For about two nanoseconds, I was furious. Furious at the situation that I hated. I wanted to slam on the brakes and ask her if she actually thought for one second that I had planned things this way. Then I almost started crying. Because even after all this time I still feel guilty. About what, I don't know. Just guilty about all of it. And I couldn't think of one thing to say to her about being the one and only.

Wow. If I ever thought I was prepared for this discussion with my daughter, the overwhelming wave of guilt I felt yesterday assured me that I'm very, very wrong in that assumption.

I've heard over the years many, many opinions regarding only children. The litany of negative comments is one I can recite by heart. As in: They don't learn how to share. They're spoiled. If you don't take extreme precautions against it, only children turn out unsocialized and selfish. The teenage years will be hell because of the extreme pressure an only child feels from parents. Only children are lonely. She'll hate you because she doesn't have any siblings. She'll be all alone when you die.

I think the only way I'd feel more guilty about our family size is if I had been brought up Jewish.
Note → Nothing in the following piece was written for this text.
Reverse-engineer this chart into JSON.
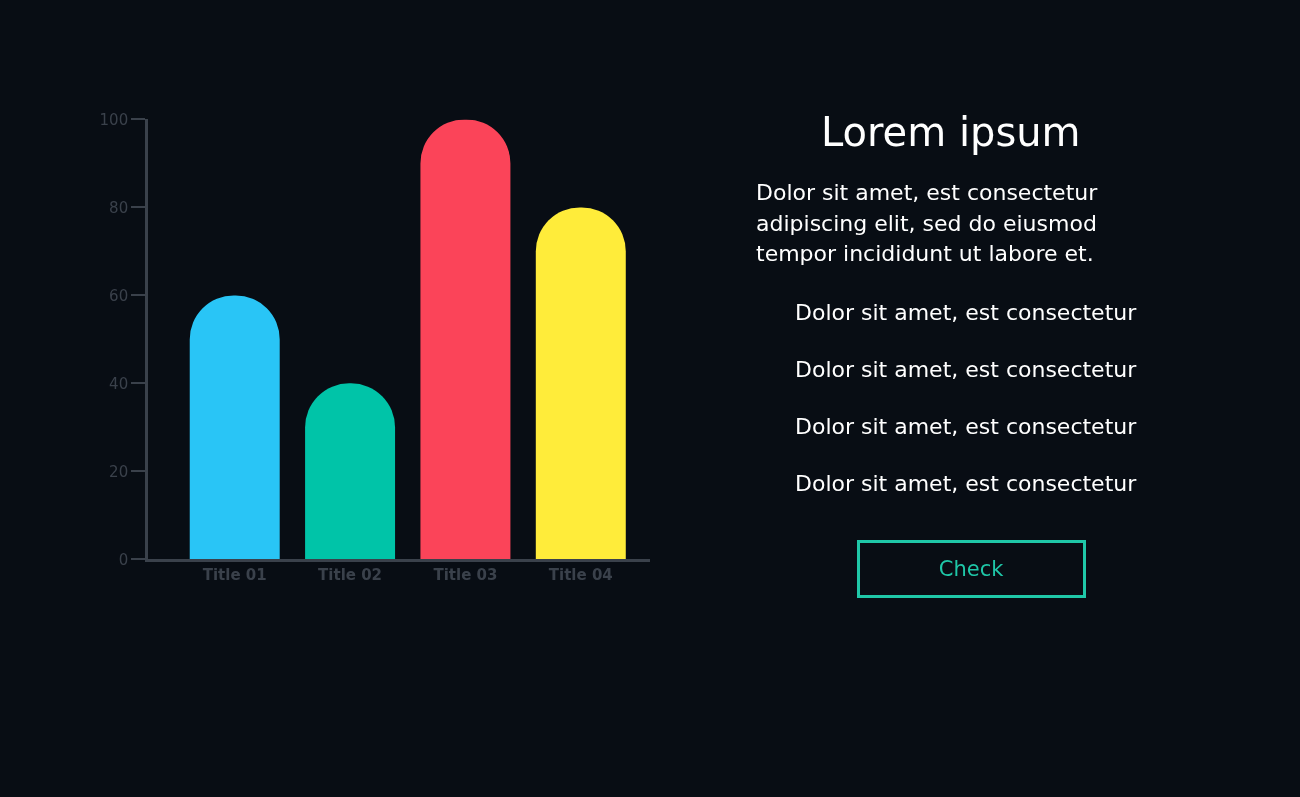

Seriously.

Then I picked up my fourth book dealing with only children and found my saving grace. While I think Taylor is far too young to listen to discussions involving my life-long bout with PCOS, or the several miscarriages I've had, I think she's probably ready to hear something like this:

Haroun wanted to know why his parents hadn't had more children, but the only answer he ever got from Rashid was no answer at all: "There's more to you, young Haroun, than meets the blinking eye."
Well, what was that supposed to mean? "We used up our full quota of child-stuff in making you," Rashid explained. "It's all packed in there, enough for maybe four, five kiddies. Yes, sir, there's more to you than the blinking eye can see."

Haroun and the Sea of Stories--Salman Rushdie

Yeah. I think Rushdie got it right.

Someday Taylor will be old enough to understand that we tried and failed. That we didn't have a fortune to spend on 'treating the problem', that we didn't plan it quite this way, but having her made it all okay. And we'll do everything we can to make being 'the only one' okay. Or even better than okay.

As for me, I no longer have many worries about how my only child will be. If the last seven years are any kind of proof, I think Taylor will turn out great. Maybe even more than great.